The audiovisual (AV) and information technology (IT) worlds have collided, and it has been a very noisy, bumpy—and sometimes heated—introduction. As the dust clears, AV and IT professionals are seeing their new roles clearly, identifying new opportunities, and examining new technology trends.
Hybrid IT & AV Teams
IP-enabled AV has brought AV and IT staff together. When using IP-enabled technology, AV integrators have to work closely with their IT counterparts to ensure a thorough understanding of the technology that is being added to the system. Fortunately, the skills and knowledge of AV technologies by the IT workforce is growing. Their ability to use encoders, content players (decoders or PCs), network switches, network connectivity and architecture is a great asset to AV companies. Also, many of these technicians already know how to configure and maintain a network and can help adapt AV technology into the existing infrastructure.
A Shared Backbone
One of the biggest trends in AV/IT is placing all formats of audio and video on the same distribution back-bone that is currently being used by the AV client and their IT staff. Adding onto the network while using the same connectivity and hardware that IT is already familiar with allows for an easier exchange for both parties and a better result for the end-user.
IP-Based Streaming
IP-based streaming is also an emerging area. It allows content sharing quickly and easily with multiple users while using less data. This technology is not brand new; it has been around for about ten years but was used primarily by large enterprises with the need to publish and push content out over their own networks. It’s now become more mainstream as the technology is able to distribute high-definition content and offer more bandwidth. With these systems, delivery of content is reduced to a much smaller footprint for an organization and content can remain digital, moved around on the same back bone that it was created on.
System Scalability
IP-enabled AV has great benefits and is something AV integrators need to continue working with IT staff on to add to existing systems. The IT staff can also help maintain the technology as they have a great knowledge of the existing infrastructure. The expansion and contraction of an IP-enabled system is very affordable and simple using existing infrastructure.

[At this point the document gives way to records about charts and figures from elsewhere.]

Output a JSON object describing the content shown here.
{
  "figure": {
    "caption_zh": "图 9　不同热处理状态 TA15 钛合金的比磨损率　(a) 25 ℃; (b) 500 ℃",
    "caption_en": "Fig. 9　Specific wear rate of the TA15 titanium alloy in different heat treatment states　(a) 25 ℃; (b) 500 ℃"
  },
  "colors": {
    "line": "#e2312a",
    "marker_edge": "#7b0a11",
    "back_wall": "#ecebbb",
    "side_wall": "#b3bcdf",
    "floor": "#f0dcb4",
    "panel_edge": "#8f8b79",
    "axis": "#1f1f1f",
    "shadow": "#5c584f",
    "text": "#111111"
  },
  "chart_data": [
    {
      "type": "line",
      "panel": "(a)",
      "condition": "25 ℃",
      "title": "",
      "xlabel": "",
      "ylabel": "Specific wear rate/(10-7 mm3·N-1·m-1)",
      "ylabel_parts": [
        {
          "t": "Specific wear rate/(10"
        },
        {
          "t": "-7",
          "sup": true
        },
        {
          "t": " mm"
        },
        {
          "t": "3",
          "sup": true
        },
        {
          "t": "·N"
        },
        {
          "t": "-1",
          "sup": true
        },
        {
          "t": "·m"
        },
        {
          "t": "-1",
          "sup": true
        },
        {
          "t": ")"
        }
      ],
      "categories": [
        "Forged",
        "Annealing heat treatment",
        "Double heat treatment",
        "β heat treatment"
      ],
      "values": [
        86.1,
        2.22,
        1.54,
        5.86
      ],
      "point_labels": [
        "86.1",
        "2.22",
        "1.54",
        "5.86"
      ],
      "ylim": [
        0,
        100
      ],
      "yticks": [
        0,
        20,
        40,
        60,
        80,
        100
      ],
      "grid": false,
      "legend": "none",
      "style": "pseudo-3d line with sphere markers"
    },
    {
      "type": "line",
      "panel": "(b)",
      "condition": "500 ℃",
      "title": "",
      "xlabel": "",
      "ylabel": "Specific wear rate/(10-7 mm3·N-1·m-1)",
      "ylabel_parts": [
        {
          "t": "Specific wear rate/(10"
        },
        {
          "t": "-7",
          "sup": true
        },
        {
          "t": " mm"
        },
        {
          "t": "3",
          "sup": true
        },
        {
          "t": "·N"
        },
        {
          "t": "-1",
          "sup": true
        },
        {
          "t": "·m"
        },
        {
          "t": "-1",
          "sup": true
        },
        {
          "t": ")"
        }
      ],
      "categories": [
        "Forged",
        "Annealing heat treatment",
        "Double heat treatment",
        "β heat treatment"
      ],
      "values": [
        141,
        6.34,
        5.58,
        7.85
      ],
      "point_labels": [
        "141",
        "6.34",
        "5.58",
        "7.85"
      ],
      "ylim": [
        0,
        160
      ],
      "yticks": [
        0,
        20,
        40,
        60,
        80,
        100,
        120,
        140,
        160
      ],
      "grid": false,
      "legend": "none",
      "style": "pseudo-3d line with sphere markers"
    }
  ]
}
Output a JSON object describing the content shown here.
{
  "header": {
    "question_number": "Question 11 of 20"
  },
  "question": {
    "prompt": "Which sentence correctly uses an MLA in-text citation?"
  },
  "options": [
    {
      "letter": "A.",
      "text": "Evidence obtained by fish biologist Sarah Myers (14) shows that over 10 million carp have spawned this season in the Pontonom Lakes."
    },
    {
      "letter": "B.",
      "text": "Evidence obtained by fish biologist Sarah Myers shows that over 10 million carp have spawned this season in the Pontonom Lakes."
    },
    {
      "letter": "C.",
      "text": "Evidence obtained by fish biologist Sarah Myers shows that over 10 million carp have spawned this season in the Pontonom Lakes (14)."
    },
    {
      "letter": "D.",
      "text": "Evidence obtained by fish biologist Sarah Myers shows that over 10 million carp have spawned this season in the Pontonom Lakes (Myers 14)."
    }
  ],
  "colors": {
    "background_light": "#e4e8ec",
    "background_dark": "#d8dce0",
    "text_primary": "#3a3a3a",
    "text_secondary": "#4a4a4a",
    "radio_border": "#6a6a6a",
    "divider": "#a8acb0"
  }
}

The Biggest Challenge of IP-Enabled AV
The main challenge: you need to be working off an existing, robust backbone, or the find/approve the budget to create one. You also need knowledgeable staff to handle the IT-based equipment that is the heart of IP-based AV.
In order to take advantage of the benefits of IP-enabled AV, users need to be willing to invest in the network infrastructure and long-term support for this type of project.